Last year, a close friend of Crow’s described his politics to me as “Romney Republicanism,” in contrast to the puerile madness that has seized the modern GOP. Crow supported Representative Liz Cheney, the Republican vice chair of the House January 6 investigation, who lost her seat over her unwillingness to exculpate Donald Trump. It simply isn’t possible to be a Nazi, crypto or otherwise, and simultaneously be an Abe Lincoln and Liz Cheney fanboy—let alone to conceal from your dearest confidants, among them Black and Jewish people, your preference for the master race.

Lavishing a sitting Supreme Court justice with vacations, cigars, and free parking for his Winnebago could still be a mistake. Crow showed extravagant kindness to a friend. But that friend is not just any friend. He sits in an office whose dignity needs more fastidious safekeeping than just about any other in government. Being a friend and a good citizen entails helping him keep that dignity intact by not leading him into temptation, by splitting the check, and in general by keeping his private life so dull that not even ProPublica cares about it.

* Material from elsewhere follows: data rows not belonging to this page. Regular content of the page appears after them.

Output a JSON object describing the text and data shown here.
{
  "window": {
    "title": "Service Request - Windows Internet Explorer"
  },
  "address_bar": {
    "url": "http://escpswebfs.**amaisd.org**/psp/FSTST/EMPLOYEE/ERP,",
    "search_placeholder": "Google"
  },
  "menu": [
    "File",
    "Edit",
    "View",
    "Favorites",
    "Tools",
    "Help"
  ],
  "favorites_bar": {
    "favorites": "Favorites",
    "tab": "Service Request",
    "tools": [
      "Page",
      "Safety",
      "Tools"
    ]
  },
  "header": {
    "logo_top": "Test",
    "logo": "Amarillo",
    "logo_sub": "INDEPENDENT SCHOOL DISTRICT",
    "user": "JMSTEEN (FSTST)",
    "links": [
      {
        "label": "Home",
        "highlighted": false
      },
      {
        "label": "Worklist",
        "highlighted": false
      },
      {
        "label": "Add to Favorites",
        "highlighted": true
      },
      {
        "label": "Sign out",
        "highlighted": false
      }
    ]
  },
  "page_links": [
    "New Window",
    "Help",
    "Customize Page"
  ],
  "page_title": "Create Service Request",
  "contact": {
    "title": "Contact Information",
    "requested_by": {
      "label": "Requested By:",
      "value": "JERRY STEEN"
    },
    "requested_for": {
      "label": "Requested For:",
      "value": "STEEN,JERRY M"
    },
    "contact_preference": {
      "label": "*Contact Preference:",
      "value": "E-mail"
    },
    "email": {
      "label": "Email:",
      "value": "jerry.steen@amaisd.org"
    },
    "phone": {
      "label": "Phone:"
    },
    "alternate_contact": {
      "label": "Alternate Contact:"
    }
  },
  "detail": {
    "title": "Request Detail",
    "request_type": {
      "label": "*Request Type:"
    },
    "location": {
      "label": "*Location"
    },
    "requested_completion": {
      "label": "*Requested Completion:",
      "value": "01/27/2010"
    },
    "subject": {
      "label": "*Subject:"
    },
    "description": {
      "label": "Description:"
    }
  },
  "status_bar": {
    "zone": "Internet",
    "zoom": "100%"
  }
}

Being a Supreme Court justice should mean forgoing certain higher pleasures, such as fancy wines and yachts. I would go further and say that to accept this awesome responsibility—a permanent one-ninth share in the throbbing hive mind that interprets American law—you should have to decline friendships with powerful and political people entirely. Better yet, the justices should be suspended in a warm goo, like the precogs in Minority Report, their physical needs met and their precious brains isolated from social interaction and mined for the public good for the duration of their service. Until the federal judiciary can figure out how to implement this system, the justices should live quiet lives within their means, and keep to themselves.

Crow’s politics are not mine. But in the matter of his pastimes, he is blameless. Billionaires have their hobbies, and to me, his are among the more relatable. If I had a burdensome amount of inherited wealth, I would absolutely unburden myself of some of it by collecting cool stuff—books and historical curios, fine art, a performance space where I could host friends and strangers for concerts and lectures. I would buy one of those gold dinars, the official currency minted by the Islamic State, and I would show it off to my intimates. Some strangers might suppose that because I own such repugnant items, I must have secretly pledged my soul to Abu Bakr al-Baghdadi. But my friends would know otherwise, because they are not morons. That is why they are my friends.